Marriage
Isn’t Dying in Africa—It’s Being Constrained
By
Richard Sebaggala (PhD)
Today,
while preparing to publish my weekly article on the economics of artificial
intelligence, I came across an article titled “What’s Killing
Marriage—Unmarriageable Men or Liberal Women?” by Maria Baer and Brad Wilcox.
The article draws on new US survey evidence showing a sharp decline in women’s
confidence in marriage. According to recent Pew data, the share of 12th-grade
girls in the United States who say they expect to get married one day has
fallen from 83 percent in 1993 to 61 percent in 2023—a drop of more than twenty
percentage points in just three decades. Over the same period, young men’s
desire for marriage has remained relatively stable at around 75 percent.
These
figures are striking. They suggest that marriage in the United States is
increasingly being questioned not because men have abandoned it, but because
many women no longer believe it will improve their lives. Among liberal women
in particular, marriage and childbearing now rank low compared to priorities
such as career fulfillment, financial security, and emotional well-being. This
shift has generated intense debate in the West about whether the decline of
marriage reflects male economic decline, feminist ideology, cultural change, or
the corrosive influence of digital technology.
Reading
this, I found myself asking a different question. If marriage is described as
“alarming” in a high-income country like the United States, with relatively
strong institutions and social safety nets, what does the marriage story look
like in Africa?
After
stepping back and considering both data and lived realities across African
societies, it becomes clear that Africa is not experiencing the same
phenomenon. The weakening of marriage in Africa does not stem from a loss of
faith in the institution itself. In fact, most African women still express
strong aspirations for marriage and family life. Marriage remains central to
social identity, respectability, and life meaning across cultures, religions,
and income groups. Yet marriage is increasingly delayed, informal, or avoided
in practice. This apparent contradiction points to a different underlying
problem.
What
Africa is facing is not ideological rejection, but what can best be described
as aspirational frustration. Many women want marriage, but they do not want
poor-quality marriages. Expectations around economic stability, emotional
maturity, mutual respect, and security have risen, while the conditions
necessary to meet those expectations have deteriorated. As a result, marriage
is postponed, approached cautiously, or entered into only under strict
conditions. It is not rejected in principle, but deferred in practice.
A central
driver of this frustration lies in the political economy of male economic
vulnerability. Much like in the United States, African public discourse often
speaks of a shortage of “marriageable men.” But in Africa, this is less a story
of cultural malaise and more one of structural exclusion. High youth
unemployment, widespread informality, unstable incomes, and delayed economic
independence make it difficult for many men to meet longstanding expectations
of provision and responsibility. Since marriage in many African societies
remains closely tied to economic readiness, this instability increases the
risks associated with formal unions, especially for women who
disproportionately bear the long-term costs of household failure and
childrearing.
Digital
technology is also reshaping expectations, though in a different way from the
West. Rather than fueling explicit ideological opposition to marriage, social
media in Africa rapidly globalizes lifestyles, aspirations, and relationship
ideals. Exposure to highly curated images of success, romance, and consumption
raises expectations faster than incomes grow and institutions adapt.
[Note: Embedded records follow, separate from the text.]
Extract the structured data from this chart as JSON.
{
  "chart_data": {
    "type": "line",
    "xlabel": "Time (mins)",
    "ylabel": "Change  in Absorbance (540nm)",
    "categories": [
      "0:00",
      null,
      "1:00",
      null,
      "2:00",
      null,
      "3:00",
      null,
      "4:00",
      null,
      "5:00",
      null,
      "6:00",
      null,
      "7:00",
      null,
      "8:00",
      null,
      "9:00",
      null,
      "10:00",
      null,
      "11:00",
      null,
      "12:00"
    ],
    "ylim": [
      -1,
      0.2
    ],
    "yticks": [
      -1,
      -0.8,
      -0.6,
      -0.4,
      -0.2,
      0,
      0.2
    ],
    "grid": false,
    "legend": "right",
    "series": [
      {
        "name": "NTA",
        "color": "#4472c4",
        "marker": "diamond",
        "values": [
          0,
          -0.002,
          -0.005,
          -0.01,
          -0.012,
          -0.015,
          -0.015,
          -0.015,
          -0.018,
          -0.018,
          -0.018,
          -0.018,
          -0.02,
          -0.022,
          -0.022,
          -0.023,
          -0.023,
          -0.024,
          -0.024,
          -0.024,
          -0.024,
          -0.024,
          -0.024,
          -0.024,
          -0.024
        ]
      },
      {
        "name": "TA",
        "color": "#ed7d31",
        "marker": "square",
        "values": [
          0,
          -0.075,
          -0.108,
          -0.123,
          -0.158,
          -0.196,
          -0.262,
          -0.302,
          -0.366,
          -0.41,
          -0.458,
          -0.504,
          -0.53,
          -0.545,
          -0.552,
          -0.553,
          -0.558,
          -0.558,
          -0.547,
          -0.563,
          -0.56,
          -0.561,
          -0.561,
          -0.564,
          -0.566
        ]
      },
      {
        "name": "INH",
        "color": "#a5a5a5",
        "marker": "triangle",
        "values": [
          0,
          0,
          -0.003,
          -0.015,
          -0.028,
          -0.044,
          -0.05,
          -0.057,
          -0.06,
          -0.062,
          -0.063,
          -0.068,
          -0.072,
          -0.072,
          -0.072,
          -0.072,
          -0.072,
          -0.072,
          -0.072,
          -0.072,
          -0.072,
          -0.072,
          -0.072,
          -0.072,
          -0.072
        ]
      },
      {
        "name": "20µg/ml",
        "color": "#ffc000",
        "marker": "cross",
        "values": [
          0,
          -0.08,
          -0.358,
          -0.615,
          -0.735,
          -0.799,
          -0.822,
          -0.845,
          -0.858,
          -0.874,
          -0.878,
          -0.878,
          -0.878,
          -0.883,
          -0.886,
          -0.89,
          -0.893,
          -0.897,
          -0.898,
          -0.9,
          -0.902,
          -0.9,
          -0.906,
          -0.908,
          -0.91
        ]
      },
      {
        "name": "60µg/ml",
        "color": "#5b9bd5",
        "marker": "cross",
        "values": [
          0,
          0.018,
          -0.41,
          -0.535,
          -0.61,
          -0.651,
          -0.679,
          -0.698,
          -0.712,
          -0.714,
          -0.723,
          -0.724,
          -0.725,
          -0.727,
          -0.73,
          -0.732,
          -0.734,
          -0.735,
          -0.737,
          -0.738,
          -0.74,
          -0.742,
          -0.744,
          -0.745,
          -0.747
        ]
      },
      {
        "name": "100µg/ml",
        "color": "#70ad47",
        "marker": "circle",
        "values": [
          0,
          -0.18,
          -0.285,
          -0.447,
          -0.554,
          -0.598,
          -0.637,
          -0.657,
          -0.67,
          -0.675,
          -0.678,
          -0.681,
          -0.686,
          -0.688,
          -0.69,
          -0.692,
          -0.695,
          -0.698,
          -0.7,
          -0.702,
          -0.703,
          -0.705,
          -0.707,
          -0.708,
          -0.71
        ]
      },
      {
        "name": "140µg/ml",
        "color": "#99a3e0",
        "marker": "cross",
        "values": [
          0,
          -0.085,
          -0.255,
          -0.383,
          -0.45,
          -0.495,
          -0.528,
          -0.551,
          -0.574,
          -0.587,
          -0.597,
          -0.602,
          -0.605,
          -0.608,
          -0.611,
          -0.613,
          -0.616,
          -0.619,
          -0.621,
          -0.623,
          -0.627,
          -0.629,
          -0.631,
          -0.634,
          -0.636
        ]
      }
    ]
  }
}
Traditional responsibilities remain in place, modern aspirations multiply, and
economic capacity lags behind both. The result is growing dissatisfaction not
with marriage itself, but with the likelihood of achieving a version of
marriage that feels stable and dignified.
Importantly,
marriage in Africa still correlates strongly with well-being when it works.
Evidence from household surveys and well-being studies consistently shows
higher life satisfaction among those in stable unions, especially where
economic stress and conflict are limited. However, as marital quality
deteriorates under economic and social strain, the benefits of marriage weaken.
For many women, delaying marriage becomes a rational strategy to avoid
long-term vulnerability rather than a rejection of family life.
This means
that marriage in Africa is not dying; it is being constrained. It is gradually
shifting from an expected life stage to a high-stakes decision, from a
collective institution to an individual risk calculation. If current trends
continue without meaningful economic and institutional reform, the likely
outcomes are continued delays in formal marriage, growth of informal and
unstable unions, and increasing single parenthood driven not by ideology, but
by constrained choices.
The
contrast with the United States is therefore crucial. While many women in the
US are losing faith in marriage as an institution—clearly reflected in the
sharp decline in stated desire to marry—many women in Africa still believe in
marriage but cannot find the conditions that make it viable. Africa’s marriage
challenge is not primarily about values or belief. It is about economics,
employment, and the widening gap between aspirations and lived realities.
Conditions,
unlike beliefs, can be changed. But doing so requires moving beyond moral panic
and imported culture wars, and instead treating marriage as part of Africa’s
broader social and economic infrastructure. If we are willing to confront the
structural roots of aspirational frustration, marriage in Africa remains a
resilient institution—not because people are clinging to it blindly, but
because they are still waiting for it to work.